Addio Lara

J'ai tué Raspoutine

FRANCIA 1967
Agli inizi del Novecento, nella Russia zarista, il Principe Felix Yussupoff e Lara Golovina si amano teneramente. Ma l'ambizione della madre di Lara di introdursi a corte e la necessità per Felix di recarsi a Parigi per completare gli studi, dividono i due giovani. Al suo ritorno Felix si accorge che Lara è caduta sotto l'influenza nefasta di Rasputin: non solo la giovane donna crede fermamente nelle pretese virtù soprannaturali del ciarlatano, ma è diventata anche un docile strumento dei suoi desideri.
Sconvolto, Felix sposa la Principessa Irina, nipote dello Zar, ma nonostante il matrimonio non riesce a dimenticare Lara. Scoppia la I Guerra Mondiale e l'intera Russia sta andando in rovina per l'incapacità degli uomini che Rasputin ha fatto designare ai posti di comando.
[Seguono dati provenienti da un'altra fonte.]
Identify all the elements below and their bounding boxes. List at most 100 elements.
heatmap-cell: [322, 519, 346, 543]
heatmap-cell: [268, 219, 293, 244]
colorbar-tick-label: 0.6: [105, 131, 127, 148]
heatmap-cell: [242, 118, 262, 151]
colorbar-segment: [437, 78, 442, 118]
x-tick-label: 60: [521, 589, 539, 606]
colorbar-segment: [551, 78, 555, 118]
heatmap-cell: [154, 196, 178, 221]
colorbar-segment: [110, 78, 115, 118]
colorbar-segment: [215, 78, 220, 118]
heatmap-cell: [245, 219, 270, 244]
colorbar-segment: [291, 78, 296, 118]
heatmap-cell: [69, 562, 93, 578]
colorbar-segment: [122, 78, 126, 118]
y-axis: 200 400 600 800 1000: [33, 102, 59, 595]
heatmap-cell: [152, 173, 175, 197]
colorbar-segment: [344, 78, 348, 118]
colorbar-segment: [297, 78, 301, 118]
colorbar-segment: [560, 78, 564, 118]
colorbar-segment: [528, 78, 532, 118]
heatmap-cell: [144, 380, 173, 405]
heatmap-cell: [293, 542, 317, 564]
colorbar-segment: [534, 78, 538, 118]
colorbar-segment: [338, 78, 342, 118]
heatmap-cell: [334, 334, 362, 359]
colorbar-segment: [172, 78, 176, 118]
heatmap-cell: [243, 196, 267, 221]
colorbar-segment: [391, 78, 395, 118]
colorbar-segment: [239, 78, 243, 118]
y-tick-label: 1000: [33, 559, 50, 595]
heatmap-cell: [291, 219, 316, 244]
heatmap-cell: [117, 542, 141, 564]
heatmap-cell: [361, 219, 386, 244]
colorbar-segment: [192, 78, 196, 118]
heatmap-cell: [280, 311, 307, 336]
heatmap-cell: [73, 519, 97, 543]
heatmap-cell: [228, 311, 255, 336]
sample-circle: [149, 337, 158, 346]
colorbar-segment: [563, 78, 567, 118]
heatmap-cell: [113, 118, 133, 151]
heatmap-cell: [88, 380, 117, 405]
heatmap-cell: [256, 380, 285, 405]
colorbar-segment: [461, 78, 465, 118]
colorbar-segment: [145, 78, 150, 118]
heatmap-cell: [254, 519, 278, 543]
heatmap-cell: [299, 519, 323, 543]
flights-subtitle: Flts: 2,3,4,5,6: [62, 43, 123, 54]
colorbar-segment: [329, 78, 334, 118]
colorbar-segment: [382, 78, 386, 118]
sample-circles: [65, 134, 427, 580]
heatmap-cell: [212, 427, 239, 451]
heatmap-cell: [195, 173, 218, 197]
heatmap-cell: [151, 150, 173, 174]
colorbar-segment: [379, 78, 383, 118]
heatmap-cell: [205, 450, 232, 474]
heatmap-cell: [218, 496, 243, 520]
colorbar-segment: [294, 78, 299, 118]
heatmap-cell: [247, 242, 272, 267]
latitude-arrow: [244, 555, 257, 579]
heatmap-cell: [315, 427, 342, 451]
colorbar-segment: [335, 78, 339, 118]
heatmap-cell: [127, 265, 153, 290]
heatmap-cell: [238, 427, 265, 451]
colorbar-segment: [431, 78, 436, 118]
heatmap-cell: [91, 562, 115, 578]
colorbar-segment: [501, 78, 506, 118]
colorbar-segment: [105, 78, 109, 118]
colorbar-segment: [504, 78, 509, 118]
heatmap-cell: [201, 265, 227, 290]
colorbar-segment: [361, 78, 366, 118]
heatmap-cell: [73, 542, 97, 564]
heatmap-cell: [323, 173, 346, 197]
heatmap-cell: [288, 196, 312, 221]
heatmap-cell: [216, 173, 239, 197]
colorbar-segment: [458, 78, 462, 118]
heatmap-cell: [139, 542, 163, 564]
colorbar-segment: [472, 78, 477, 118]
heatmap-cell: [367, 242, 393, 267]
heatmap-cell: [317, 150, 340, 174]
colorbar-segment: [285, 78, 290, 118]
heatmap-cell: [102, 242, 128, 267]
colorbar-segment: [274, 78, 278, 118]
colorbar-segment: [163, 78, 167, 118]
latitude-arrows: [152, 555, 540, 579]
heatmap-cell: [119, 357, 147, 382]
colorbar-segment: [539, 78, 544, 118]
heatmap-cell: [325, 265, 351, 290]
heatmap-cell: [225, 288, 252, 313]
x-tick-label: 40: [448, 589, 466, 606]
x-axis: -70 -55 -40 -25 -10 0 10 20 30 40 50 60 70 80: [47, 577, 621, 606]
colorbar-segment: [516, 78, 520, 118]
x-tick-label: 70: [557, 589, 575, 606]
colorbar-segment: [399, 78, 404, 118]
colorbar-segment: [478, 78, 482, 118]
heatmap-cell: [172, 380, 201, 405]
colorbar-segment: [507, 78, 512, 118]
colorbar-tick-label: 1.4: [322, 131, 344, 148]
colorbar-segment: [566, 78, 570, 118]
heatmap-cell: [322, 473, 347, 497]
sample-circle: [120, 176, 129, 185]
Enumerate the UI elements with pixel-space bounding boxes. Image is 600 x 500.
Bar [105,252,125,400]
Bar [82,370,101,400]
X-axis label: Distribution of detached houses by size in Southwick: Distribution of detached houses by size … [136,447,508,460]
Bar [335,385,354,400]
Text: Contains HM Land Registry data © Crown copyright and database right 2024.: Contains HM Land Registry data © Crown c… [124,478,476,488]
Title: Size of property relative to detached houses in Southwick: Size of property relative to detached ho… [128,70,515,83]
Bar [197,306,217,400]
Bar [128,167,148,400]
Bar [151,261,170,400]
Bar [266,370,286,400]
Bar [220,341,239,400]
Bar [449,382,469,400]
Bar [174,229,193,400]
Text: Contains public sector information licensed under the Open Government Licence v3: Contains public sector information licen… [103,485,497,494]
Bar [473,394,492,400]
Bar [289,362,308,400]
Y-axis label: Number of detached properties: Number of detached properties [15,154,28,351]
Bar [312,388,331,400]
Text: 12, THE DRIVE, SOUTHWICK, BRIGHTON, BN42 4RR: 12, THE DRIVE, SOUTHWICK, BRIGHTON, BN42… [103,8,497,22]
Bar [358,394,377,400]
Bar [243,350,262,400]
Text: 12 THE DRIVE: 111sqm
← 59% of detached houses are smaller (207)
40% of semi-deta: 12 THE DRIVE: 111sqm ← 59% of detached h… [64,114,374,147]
Convinto della necessità di eliminare Rasputin, sia per salvare il suo paese sia per vendicare la donna amata, Felix organizza una congiura e dopo molte difficoltà riesce ad uccidere Rasputin, ma nel momento in cui lo uccide si rende conto che nulla potrà rendergli l'amore di Lara.
SCHEDA FILM

Regia: Robert Hossein

Attori: Patrick Balkany, Geraldine Chaplin - Mounia, Umberto D'Orsi, Ivan Desny - Granduca Alexandre, Gert Fröbe - Raspoutine, Ira Fürstenberg - Irina, Robert Hossein - Serge Shoukotine, Roger Pigaut - Pourichkevich, Claude Génia - Madame Golovine, Nicolas Vogel, France Delahalle - Granduchessa Xenia, Peter McEnery - Youssoupoff

Soggetto: Feliks Yusupov

Sceneggiatura: Alain Decaux, Robert Hossein, Claude Desailly

Fotografia: Henri Persin

Musiche: André Hossein

Montaggio: Jacqueline Thiédot

Scenografia: Léon Barsacq

Costumi: Jacques Fonteray

Durata: 100

Colore: C

Genere: DRAMMATICO

Specifiche tecniche: SCOPE

Tratto da: Libro "Avant l'exil" di Feliks Yusupov

Produzione: RAYMOND DANON, COPERNIC (PARIGI) CARLO INFASCELLI (ROMA)

Distribuzione: EXCELSIOR

NOTE
- I DIALOGHI DELLA VERSIONE ITALIANA FURONO CURATI DA VINICIO MARINUCCI.

- ADATTAMENTI: ALAIN DECAUX, CLAUDE DESAILLY, ROBERT HOSSEIN.